I was in Sicily in late April and early May and although the weather we encountered at the beginning of our trip was rainy, cold and windy the incredible wildflower display that colors the landscape in spring made up for any hardship. Flowers of every color and variety sometimes commingled and sometimes growing alone made us stop and marvel at their beauty.
Sunday, February 28, 2010
John and Mable Ringling Museum of Art
If you’re ever in Sarasota, Florida visit the John and Mable Ringling Art Museum. It’s really more than one museum and hard to see in an afternoon. One afternoon was all I had so I just had time to visit the Ringlings’ fantasy Venetian palazzo and the Circus Museum leaving the Art Museum with its collection of Old Masters and the miniature circus exhibit for another visit. I love things that are a study in contrast and I love things that give us a peek into another, world different from our own. The Ringling fit the bill.

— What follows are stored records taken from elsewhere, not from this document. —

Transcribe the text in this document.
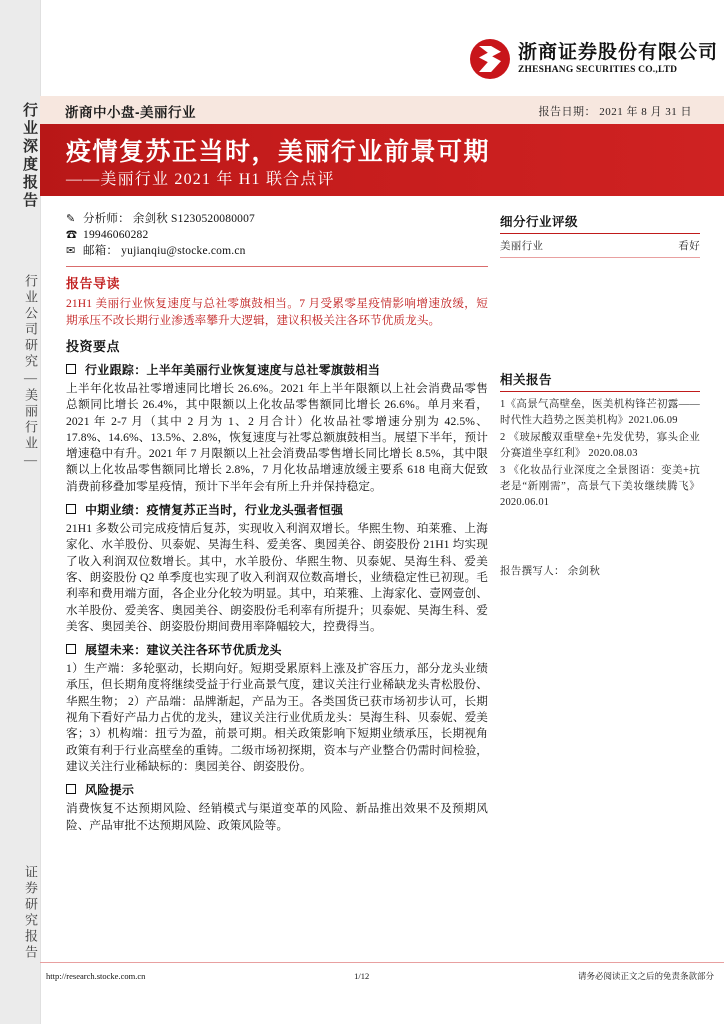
行业深度报告
行业公司研究—美丽行业—
证券研究报告
浙商证券股份有限公司
ZHESHANG SECURITIES CO.,LTD
浙商中小盘-美丽行业	报告日期： 2021 年 8 月 31 日
疫情复苏正当时，美丽行业前景可期
——美丽行业 2021 年 H1 联合点评
✎ 分析师： 余剑秋 S1230520080007
☎ 19946060282
✉ 邮箱： yujianqiu@stocke.com.cn
报告导读

21H1 美丽行业恢复速度与总社零旗鼓相当。7 月受累零星疫情影响增速放缓，短期承压不改长期行业渗透率攀升大逻辑，建议积极关注各环节优质龙头。

投资要点
行业跟踪：上半年美丽行业恢复速度与总社零旗鼓相当

上半年化妆品社零增速同比增长 26.6%。2021 年上半年限额以上社会消费品零售总额同比增长 26.4%，其中限额以上化妆品零售额同比增长 26.6%。单月来看，2021 年 2-7 月（其中 2 月为 1、2 月合计）化妆品社零增速分别为 42.5%、17.8%、14.6%、13.5%、2.8%，恢复速度与社零总额旗鼓相当。展望下半年，预计增速稳中有升。2021 年 7 月限额以上社会消费品零售增长同比增长 8.5%，其中限额以上化妆品零售额同比增长 2.8%，7 月化妆品增速放缓主要系 618 电商大促致消费前移叠加零星疫情，预计下半年会有所上升并保持稳定。

中期业绩：疫情复苏正当时，行业龙头强者恒强

21H1 多数公司完成疫情后复苏，实现收入利润双增长。华熙生物、珀莱雅、上海家化、水羊股份、贝泰妮、昊海生科、爱美客、奥园美谷、朗姿股份 21H1 均实现了收入利润双位数增长。其中，水羊股份、华熙生物、贝泰妮、昊海生科、爱美客、朗姿股份 Q2 单季度也实现了收入利润双位数高增长，业绩稳定性已初现。毛利率和费用端方面，各企业分化较为明显。其中，珀莱雅、上海家化、壹网壹创、水羊股份、爱美客、奥园美谷、朗姿股份毛利率有所提升；贝泰妮、昊海生科、爱美客、奥园美谷、朗姿股份期间费用率降幅较大，控费得当。

展望未来：建议关注各环节优质龙头

1）生产端：多轮驱动，长期向好。短期受累原料上涨及扩容压力，部分龙头业绩承压，但长期角度将继续受益于行业高景气度，建议关注行业稀缺龙头青松股份、华熙生物； 2）产品端：品牌渐起，产品为王。各类国货已获市场初步认可，长期视角下看好产品力占优的龙头，建议关注行业优质龙头：昊海生科、贝泰妮、爱美客；3）机构端：扭亏为盈，前景可期。相关政策影响下短期业绩承压，长期视角政策有利于行业高壁垒的重铸。二级市场初探期，资本与产业整合仍需时间检验，建议关注行业稀缺标的：奥园美谷、朗姿股份。

风险提示

消费恢复不达预期风险、经销模式与渠道变革的风险、新品推出效果不及预期风险、产品审批不达预期风险、政策风险等。

细分行业评级
美丽行业	看好
相关报告
1《高景气高壁垒，医美机构锋芒初露——时代性大趋势之医美机构》2021.06.09
2 《玻尿酸双重壁垒+先发优势，寡头企业分赛道坐享红利》 2020.08.03
3 《化妆品行业深度之全景图语：变美+抗老是“新刚需”，高景气下美妆继续腾飞》 2020.06.01
报告撰写人： 余剑秋
http://research.stocke.com.cn	1/12	请务必阅读正文之后的免责条款部分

The Ca d’Zan, the Ringlings’ Italianate mansion has a wide terrace that ends at Sarasota Bay, panoramic views and opulent rooms (including guest bathroom medicine chest doors and bedroom closet doors that when opened greet guests with graceful paintings on their other sides) but my favorite was the artwork of illustrator William Pogany visible in John Ringling’s game room on the top floor and in the ballroom downstairs. Full of energy and riotous, vibrant color the fantastical creatures and clowns cover the vaulted ceiling and support columns of the game room and dancers, dressed in foreign costumes, dance on the ceiling of the ballroom downstairs. They’re quite a contrast to the rest of the house.

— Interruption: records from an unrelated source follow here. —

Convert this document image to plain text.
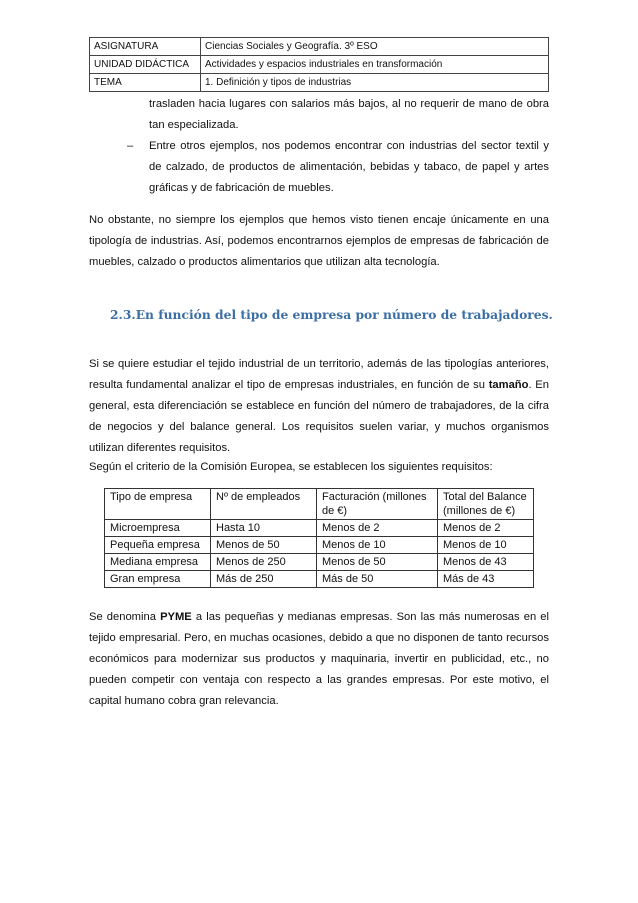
ASIGNATURA	Ciencias Sociales y Geografía. 3º ESO
UNIDAD DIDÁCTICA	Actividades y espacios industriales en transformación
TEMA	1. Definición y tipos de industrias
trasladen hacia lugares con salarios más bajos, al no requerir de mano de obra tan especializada.
– Entre otros ejemplos, nos podemos encontrar con industrias del sector textil y de calzado, de productos de alimentación, bebidas y tabaco, de papel y artes gráficas y de fabricación de muebles.
No obstante, no siempre los ejemplos que hemos visto tienen encaje únicamente en una tipología de industrias. Así, podemos encontrarnos ejemplos de empresas de fabricación de muebles, calzado o productos alimentarios que utilizan alta tecnología.
2.3.En función del tipo de empresa por número de trabajadores.
Si se quiere estudiar el tejido industrial de un territorio, además de las tipologías anteriores, resulta fundamental analizar el tipo de empresas industriales, en función de su tamaño. En general, esta diferenciación se establece en función del número de trabajadores, de la cifra de negocios y del balance general. Los requisitos suelen variar, y muchos organismos utilizan diferentes requisitos.
Según el criterio de la Comisión Europea, se establecen los siguientes requisitos:
Tipo de empresa	Nº de empleados	Facturación (millones de €)	Total del Balance (millones de €)
Microempresa	Hasta 10	Menos de 2	Menos de 2
Pequeña empresa	Menos de 50	Menos de 10	Menos de 10
Mediana empresa	Menos de 250	Menos de 50	Menos de 43
Gran empresa	Más de 250	Más de 50	Más de 43
Se denomina PYME a las pequeñas y medianas empresas. Son las más numerosas en el tejido empresarial. Pero, en muchas ocasiones, debido a que no disponen de tanto recursos económicos para modernizar sus productos y maquinaria, invertir en publicidad, etc., no pueden competir con ventaja con respecto a las grandes empresas. Por este motivo, el capital humano cobra gran relevancia.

Learn all about the circus and The Ringling Bros. Circus, in particular, at The Circus Museum. I found the photographs that documented how the big top went up in each small town it played in fascinating. They would start in the morning and have it up and ready for the two o’clock performance in the afternoon. The elephants even helped! Often the circus played just one day in each town so after the day’s performance the big top was dismantled and they moved onto the next town where the whole process was begun again. I also found intriguing how the five Ringling brothers ran their business. The majority was never in the right automatically. Instead if one or two of them had an idea that the rest were not too keen on, the majority argued their position. If the minority held firm then the majority acquiesced and the idea was implemented. Circus posters, clown cars, costumes, etc. are all here but I really wish there was a big top with all the sights and sounds of that old time circus.